Françoise Caron est, à l’âge de cinq ans, l’objet d’un drame familial. Quand le diagnostic tombe, il est sans appel : Françoise est profondément malvoyante. La petite fille vit bien avec son handicap, mais l’effondrement émotionnel de ses parents lui fait prendre conscience qu’elle est différente et que cette différence va poser problème.
Très vite, les parents rejoignent une Église évangélique. « Leur démarche était liée à un espoir de guérison divine, mais ils ont fait une vraie rencontre avec Dieu. » Françoise sent que le chagrin qu’elle a suscité peut disparaître. Elle se plaît à l’Église et grandit « à travers la foi de ses parents ».

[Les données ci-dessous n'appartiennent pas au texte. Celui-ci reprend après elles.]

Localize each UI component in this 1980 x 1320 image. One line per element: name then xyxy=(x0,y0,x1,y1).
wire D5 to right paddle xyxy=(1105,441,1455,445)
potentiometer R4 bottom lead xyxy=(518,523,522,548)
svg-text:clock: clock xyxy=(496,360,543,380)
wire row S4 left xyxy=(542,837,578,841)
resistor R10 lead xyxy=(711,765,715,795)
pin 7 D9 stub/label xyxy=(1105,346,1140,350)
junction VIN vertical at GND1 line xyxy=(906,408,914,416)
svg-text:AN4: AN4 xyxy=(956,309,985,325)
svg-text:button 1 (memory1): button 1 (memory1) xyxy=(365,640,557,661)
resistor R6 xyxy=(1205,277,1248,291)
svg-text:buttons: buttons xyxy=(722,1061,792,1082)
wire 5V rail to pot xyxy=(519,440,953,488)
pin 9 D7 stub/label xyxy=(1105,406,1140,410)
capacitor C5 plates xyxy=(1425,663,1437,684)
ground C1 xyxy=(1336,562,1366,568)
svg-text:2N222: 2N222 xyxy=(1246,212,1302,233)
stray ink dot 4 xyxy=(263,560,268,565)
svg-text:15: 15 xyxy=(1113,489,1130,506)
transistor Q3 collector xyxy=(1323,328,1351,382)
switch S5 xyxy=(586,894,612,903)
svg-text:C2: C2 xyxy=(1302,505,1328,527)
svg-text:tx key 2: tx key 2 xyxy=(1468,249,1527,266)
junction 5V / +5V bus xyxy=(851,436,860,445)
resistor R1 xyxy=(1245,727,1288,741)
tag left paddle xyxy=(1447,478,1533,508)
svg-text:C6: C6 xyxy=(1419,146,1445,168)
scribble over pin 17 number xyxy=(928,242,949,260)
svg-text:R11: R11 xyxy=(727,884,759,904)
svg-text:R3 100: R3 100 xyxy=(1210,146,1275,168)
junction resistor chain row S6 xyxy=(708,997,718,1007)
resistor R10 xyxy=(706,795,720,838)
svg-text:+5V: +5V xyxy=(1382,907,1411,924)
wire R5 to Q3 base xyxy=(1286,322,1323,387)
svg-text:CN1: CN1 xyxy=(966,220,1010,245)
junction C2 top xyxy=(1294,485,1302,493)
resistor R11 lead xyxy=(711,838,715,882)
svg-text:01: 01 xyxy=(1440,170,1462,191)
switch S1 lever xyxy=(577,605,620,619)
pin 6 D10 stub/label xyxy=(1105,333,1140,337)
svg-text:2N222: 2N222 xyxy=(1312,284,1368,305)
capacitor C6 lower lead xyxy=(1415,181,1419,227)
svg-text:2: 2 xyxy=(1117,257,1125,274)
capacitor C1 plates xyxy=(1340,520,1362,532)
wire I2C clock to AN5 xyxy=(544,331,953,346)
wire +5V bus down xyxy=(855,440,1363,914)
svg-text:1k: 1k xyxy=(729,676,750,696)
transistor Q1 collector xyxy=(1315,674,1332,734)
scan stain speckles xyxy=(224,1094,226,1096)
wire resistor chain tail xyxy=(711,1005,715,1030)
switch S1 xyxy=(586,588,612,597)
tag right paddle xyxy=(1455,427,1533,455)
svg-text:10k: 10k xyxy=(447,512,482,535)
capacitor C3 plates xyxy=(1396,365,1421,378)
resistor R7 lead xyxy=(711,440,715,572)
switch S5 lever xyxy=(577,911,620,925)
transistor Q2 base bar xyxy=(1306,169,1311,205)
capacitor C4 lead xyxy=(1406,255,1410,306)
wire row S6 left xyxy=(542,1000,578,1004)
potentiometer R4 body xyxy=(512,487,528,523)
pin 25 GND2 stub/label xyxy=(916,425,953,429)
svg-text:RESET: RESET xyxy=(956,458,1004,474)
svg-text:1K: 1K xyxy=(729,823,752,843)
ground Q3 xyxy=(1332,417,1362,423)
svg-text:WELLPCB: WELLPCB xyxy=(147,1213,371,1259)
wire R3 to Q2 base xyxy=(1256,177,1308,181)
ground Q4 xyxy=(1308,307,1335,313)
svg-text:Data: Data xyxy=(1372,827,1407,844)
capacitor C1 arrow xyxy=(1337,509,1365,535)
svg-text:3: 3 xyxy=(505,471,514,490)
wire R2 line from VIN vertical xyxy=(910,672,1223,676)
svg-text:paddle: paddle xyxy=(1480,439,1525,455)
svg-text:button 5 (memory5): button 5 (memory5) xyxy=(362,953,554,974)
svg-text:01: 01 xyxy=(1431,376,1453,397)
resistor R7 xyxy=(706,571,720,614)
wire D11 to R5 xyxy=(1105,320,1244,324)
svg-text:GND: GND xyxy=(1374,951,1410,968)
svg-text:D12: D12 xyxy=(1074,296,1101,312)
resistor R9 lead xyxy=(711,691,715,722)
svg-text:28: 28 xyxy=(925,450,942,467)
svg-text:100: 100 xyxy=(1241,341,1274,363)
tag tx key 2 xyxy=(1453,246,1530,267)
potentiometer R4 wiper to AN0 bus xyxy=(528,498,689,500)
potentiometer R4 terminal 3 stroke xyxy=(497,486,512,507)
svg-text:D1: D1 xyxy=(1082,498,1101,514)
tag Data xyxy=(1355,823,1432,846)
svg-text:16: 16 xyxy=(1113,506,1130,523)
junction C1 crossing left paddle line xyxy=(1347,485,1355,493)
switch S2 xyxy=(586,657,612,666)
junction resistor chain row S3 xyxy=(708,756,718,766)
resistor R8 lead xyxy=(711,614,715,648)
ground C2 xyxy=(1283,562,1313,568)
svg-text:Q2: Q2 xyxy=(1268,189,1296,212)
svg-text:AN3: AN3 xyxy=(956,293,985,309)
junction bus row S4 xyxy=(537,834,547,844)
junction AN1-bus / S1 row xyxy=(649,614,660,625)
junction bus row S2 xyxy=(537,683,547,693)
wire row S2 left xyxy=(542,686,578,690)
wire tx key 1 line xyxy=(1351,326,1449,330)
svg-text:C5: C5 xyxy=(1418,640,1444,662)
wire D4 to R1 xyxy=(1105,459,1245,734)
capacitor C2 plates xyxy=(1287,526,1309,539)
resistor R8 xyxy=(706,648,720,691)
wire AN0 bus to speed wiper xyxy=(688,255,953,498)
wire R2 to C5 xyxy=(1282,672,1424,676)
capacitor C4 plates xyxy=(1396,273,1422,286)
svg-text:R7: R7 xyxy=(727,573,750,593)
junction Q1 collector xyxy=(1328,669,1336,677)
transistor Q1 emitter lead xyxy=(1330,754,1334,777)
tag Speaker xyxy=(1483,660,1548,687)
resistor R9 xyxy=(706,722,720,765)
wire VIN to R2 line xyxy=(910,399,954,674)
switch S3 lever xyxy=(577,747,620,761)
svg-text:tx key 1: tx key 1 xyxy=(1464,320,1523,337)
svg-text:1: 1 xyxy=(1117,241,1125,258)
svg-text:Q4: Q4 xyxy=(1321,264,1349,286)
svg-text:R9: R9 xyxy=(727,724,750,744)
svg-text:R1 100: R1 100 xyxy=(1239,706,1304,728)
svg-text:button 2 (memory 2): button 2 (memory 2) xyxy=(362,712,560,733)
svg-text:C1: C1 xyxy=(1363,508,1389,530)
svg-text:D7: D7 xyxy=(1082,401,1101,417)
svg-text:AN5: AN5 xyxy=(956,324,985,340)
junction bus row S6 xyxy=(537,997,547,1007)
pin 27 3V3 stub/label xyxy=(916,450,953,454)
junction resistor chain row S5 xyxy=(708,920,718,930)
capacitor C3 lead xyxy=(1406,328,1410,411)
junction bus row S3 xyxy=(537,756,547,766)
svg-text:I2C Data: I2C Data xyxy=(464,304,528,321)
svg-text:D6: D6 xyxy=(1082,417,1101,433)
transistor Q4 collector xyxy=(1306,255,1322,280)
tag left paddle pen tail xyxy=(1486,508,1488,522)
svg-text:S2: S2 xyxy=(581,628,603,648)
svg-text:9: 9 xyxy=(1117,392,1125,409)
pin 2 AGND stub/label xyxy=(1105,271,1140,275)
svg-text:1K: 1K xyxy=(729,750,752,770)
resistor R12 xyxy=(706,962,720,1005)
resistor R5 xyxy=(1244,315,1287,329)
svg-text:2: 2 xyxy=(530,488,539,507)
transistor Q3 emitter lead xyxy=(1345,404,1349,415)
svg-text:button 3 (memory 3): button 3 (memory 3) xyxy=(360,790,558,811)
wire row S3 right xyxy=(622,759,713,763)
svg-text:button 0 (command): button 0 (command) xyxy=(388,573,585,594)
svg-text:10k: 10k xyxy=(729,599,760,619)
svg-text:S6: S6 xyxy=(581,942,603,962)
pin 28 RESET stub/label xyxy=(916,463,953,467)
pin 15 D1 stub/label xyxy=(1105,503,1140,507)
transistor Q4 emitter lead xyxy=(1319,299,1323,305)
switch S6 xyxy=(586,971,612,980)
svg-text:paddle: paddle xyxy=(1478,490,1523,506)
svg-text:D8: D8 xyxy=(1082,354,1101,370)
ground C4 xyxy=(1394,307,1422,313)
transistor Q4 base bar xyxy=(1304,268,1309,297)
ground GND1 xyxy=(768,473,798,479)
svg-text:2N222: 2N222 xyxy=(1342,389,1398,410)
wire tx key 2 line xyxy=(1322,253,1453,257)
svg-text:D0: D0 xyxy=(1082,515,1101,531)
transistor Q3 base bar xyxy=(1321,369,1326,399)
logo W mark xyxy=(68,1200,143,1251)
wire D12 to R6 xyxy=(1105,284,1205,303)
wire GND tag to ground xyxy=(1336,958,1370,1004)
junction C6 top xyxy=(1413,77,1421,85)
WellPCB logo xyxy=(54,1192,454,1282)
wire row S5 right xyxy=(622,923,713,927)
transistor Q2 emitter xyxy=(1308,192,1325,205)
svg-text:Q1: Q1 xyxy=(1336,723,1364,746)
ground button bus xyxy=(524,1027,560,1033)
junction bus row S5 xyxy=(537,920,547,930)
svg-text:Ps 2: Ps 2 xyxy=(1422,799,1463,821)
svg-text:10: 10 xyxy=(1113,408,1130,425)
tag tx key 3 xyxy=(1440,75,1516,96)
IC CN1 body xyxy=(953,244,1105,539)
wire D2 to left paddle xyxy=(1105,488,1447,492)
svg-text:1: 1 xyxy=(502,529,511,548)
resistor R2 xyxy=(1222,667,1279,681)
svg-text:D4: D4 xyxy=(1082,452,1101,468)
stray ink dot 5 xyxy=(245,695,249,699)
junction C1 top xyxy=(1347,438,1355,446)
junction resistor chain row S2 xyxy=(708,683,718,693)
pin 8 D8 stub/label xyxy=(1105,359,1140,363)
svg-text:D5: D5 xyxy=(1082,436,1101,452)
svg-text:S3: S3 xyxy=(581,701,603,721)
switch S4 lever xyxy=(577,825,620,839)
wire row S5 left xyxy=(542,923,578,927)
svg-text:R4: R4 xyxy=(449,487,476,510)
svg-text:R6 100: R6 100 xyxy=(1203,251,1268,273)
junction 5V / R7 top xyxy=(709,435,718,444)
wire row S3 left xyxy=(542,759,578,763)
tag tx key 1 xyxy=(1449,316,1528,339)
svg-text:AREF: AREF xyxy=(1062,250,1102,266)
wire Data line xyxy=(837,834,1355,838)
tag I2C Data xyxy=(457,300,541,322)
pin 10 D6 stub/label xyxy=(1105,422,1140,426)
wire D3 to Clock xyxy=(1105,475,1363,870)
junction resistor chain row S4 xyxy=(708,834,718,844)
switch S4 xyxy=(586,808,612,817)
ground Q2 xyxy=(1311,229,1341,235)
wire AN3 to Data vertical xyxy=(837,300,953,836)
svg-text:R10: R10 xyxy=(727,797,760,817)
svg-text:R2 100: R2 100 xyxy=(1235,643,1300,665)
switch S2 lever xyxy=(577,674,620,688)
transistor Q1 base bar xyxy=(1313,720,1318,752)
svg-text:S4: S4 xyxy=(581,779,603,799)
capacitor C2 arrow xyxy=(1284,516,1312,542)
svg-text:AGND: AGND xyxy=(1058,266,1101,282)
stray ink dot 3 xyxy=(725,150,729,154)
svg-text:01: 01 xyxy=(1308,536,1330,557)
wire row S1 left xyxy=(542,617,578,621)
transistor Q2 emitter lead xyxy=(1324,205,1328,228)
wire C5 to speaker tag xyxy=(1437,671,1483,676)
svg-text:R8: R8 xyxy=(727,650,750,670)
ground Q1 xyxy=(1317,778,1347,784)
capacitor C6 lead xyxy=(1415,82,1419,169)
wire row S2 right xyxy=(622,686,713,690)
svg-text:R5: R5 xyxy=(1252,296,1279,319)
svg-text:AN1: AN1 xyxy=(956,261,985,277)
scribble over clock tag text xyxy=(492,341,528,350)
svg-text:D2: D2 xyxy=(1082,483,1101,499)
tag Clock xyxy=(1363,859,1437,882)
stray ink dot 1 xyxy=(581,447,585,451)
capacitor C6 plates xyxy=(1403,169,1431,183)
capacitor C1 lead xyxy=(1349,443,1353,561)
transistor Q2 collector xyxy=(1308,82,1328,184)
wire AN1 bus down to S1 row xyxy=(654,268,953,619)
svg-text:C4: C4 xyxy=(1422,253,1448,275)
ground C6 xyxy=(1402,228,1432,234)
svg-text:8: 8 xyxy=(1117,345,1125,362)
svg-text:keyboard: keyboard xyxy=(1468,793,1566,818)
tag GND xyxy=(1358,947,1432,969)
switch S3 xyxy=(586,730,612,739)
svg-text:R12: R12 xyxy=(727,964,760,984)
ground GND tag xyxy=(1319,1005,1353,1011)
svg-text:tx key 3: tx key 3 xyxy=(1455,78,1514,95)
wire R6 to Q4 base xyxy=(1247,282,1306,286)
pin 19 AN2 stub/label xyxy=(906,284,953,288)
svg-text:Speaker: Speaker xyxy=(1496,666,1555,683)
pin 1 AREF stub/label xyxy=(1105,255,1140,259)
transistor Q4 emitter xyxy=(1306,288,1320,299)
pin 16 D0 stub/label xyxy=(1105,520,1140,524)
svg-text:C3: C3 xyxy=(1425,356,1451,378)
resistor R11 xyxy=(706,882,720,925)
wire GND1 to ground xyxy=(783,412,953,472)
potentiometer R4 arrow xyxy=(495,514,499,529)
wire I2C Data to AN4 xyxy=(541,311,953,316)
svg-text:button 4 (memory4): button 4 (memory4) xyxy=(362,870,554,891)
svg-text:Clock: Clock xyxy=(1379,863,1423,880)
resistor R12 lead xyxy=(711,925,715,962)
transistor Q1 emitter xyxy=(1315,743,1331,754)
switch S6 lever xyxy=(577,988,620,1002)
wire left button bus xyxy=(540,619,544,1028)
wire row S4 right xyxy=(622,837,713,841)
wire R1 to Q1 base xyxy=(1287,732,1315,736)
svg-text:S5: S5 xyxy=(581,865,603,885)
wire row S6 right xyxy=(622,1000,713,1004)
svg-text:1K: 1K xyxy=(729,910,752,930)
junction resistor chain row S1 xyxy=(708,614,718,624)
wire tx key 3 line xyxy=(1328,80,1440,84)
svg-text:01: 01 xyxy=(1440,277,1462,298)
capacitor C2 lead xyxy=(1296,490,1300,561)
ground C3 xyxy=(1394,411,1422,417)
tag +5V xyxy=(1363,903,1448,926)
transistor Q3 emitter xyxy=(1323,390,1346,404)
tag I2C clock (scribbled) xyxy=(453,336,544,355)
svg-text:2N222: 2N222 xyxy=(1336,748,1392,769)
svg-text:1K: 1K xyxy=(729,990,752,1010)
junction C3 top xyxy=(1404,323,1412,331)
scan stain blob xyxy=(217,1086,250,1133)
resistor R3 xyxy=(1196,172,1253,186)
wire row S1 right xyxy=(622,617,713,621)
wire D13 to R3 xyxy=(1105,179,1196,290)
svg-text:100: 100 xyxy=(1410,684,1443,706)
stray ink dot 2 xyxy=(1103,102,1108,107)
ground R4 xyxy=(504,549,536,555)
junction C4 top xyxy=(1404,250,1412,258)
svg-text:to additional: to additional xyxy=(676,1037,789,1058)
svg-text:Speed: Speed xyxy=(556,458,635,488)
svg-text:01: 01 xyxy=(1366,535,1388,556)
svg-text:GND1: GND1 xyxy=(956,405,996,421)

À l’école, elle met toute son énergie à se faire aimer ; elle ravale ses larmes quand on la bouscule dans la cour, quand on lui cache son cartable, quand on l’appelle Clarence ou La Bigleuse… Lorsqu’arrive l’adolescence, elle a soudain l’impression d’être laissée pour compte par le Dieu d’amour. Sa vue se dégrade encore, elle n’a plus qu’un cinquantième à un œil et une perception lumineuse à l’autre.
Elle crie sa révolte à Dieu.
« Je le rendais responsable de ma douleur. Je me disais que s’il était Père, Il était capable d’entendre ma rage. »
L’été de ses quinze ans, ses parents l’expédient dans un camp chrétien. Lors d’une réunion, elle se sent enveloppée de l’amour de Dieu. Elle comprend qu’elle n’est pas le vilain petit canard mais que Dieu l’aime et tient sa vie entre ses mains. « J’ai été maîtrisée par l’amour. » Un amour qu’elle ne remettra jamais en question. Elle devra faire avec son handicap mais il ne déterminera ni son présent ni son avenir. Françoise aspire plus que tout à fonder une famille.
Elle a dix-sept ans lorsqu’elle rencontre Christian. Comme elle, il a envie de « construire sa vie avec Dieu et de faire du bien aux gens ». Un mariage et deux enfants plus tard (le couple en aura quatre), Françoise et Christian s’engagent dans l’accueil des plus démunis avec l’aide sociale à l’enfance. Françoise devient assistante familiale ; elle le restera pendant quarante-deux ans. La famille Caron recevra plus de quatre-vingts enfants.
Un équilibre difficile à trouver
« Nous avons accueilli jusqu’à sept enfants en plus des nôtres, quatre en permanence et des placements d’urgence, principalement des ados en grande difficulté. » Les enfants du couple sont embarqués dans cette vie familiale qui se recompose en permanence ; l’équilibre est difficile à trouver.
« Il y a eu de grandes blessures parce qu’ils ont parfois eu l’impression qu’il fallait aller mal pour qu’on prenne du temps avec eux. »
La famille est malmenée par ses engagements. « On a essuyé des tempêtes, on a quelquefois cru que le bateau allait se briser . » Pendant toutes ces années, Françoise compose avec sa déficience. Dieu ne la guérit pas de son handicap mais des limites qu’il aurait pu lui imposer. Elle contourne les obstacles : « Quand l’eau ne peut pas passer à un endroit, elle se fraie un chemin ailleurs. » La souffrance rend humble et sensible à la douleur des autres, « on expérimente quelque chose d’une faiblesse partagée ». « Madame Famille » n’aime pas le titre dont on l’a affublée. Il est trop lourd à porter. Le mot famille allume des étoiles dans ses yeux mais fait aussi couler des larmes.
La famille est un modèle divin merveilleux mais elle est trop souvent dysfonctionnelle, traversée par une multitude de drames. Plus que jamais motivée pour vivre l’Évangile en actes, la présidente des AFP accompagne tous ceux qui sont engagés sur le terrain pour prendre soin de la cellule familiale. Dans une société tiraillée entre la valorisation à outrance de la famille et une dynamique individualiste qui dépossède les parents de leurs prérogatives, l’équilibre est, là aussi, difficile à trouver.